My question is whether CMake has some kind of semi-cleanup process, that would allow me to keep just the binaries for the many test programs, but get rid of temporary build files as the build processes, keeping the disk usage relatively small?

Correction: it’s 6 GB (gcc) to 8 GB (clang) of temporary files, not 18 GB. Still rather a lot of storage. In my other project (mathplot) the ~100 example programs there generate >50 GB of temporary files!

One way I could fix this would be to create a test framework in which I collect all 100 small programs into a single one, but a) it would be nice not to have to do that work and b) in the mathplot case, I really do want those examples to be separate programs.

Would add_custom_command be an approach?

add_custom_command(TARGET prog1 POST_BUILD
    COMMAND "rm selected temporary files" 
)

I am experimenting with

add_custom_command(
  TARGET prog1
  POST_BUILD COMMAND rm -rf ./CMakeFiles/prog1.dir  
  COMMENT "Clean up time"
)

This seems to work fine, but it introduces a non-portability issue, which is that it requires that the build system is Unix.
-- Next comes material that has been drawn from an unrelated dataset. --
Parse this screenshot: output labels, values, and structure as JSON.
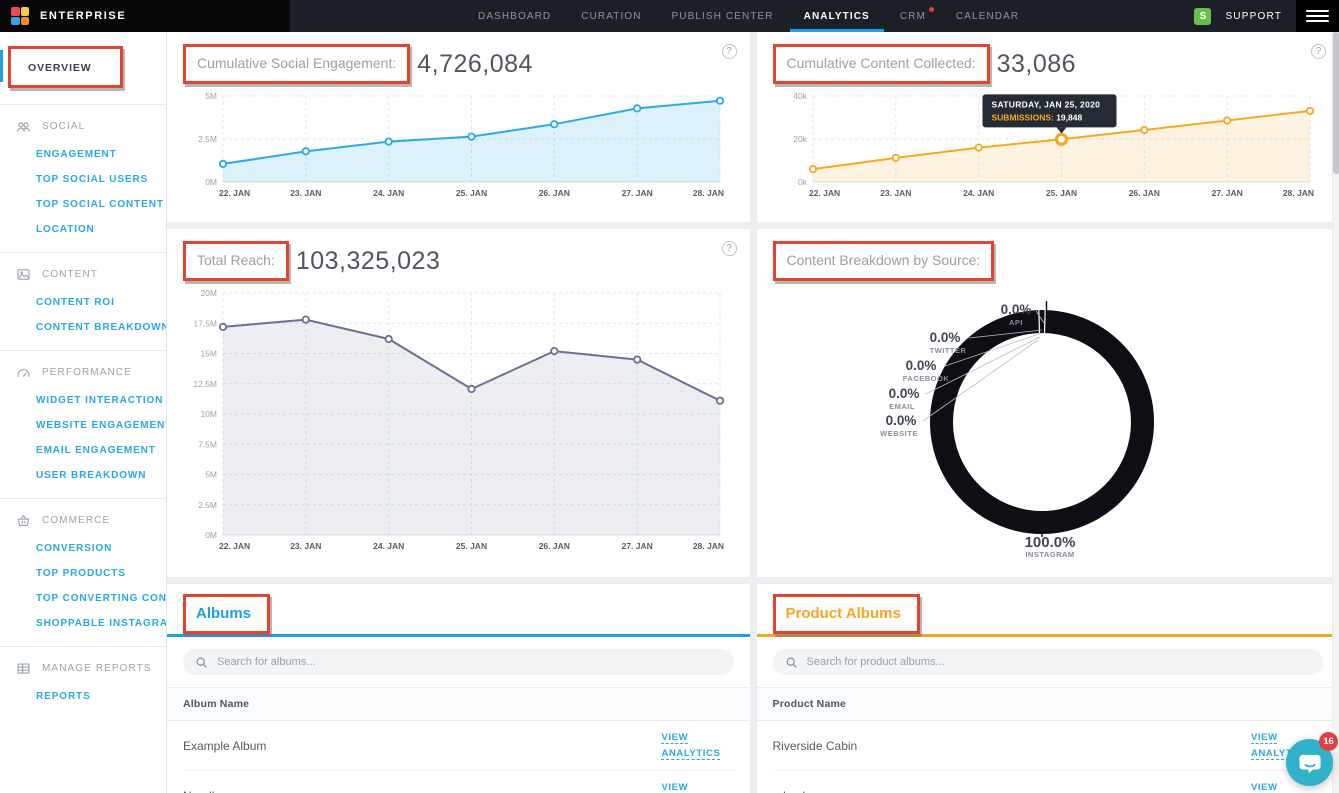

It also, not surprisingly, removes the ability to re-call ninja to re-build, with an error like:

[14:48:36 bclang20] ninja 
ninja: error: '/home/seb/src/maths/bclang20/tests/CMakeFiles/range_intersects.dir/CXXDependInfo.json', needed by 'tests/CMakeFiles/range_intersects.dir/range_intersects.cpp.o.modmap', missing and no known rule to make it

Ok, so here’s my own solution. I make a macro called my_add_executable that I can use in place of add_executable. This adds an add_custom_command call which uses the cmake -E remove command for cross-platform temporary file removal.

If we limit the cleanup to just the *.pcm (if building with clang) and *.gcm (if building with gcc) files after build, we free up most of the temporary storage that was used by the modules build process. These are the largest temporary build files. After removing them, you can still re-call ninja to rebuild your executables. Instead of saying “nothing to do” it does of course need to regenerate those .pcm/gcm files, but that’s fine; the aim here is to build test programs once, without using up a lot of storage (which can be an issue when running on a continuous integration virtual machine).

macro (my_add_executable my_target my_sourcefile)
  add_executable(${my_target} ${my_sourcefile})
  add_custom_command(
    TARGET ${my_target}
    POST_BUILD
    COMMAND ${CMAKE_COMMAND}
    ARGS -E remove ./CMakeFiles/${my_target}.dir/*.pcm
    ARGS -E remove ./CMakeFiles/${my_target}.dir/*.gcm
    COMMENT "Clean pcm/gcm files for ${my_target}"
  )
endmacro()

my_add_executable(range_adding range_adding.cpp)
add_test(range_adding range_adding)
target_sources_modules(range_adding MODULES ${SM_VEC_MODULES})

One last task is to find out what the equivalent to clang’s pcm and gcc’s gcm files are for Visual Studio.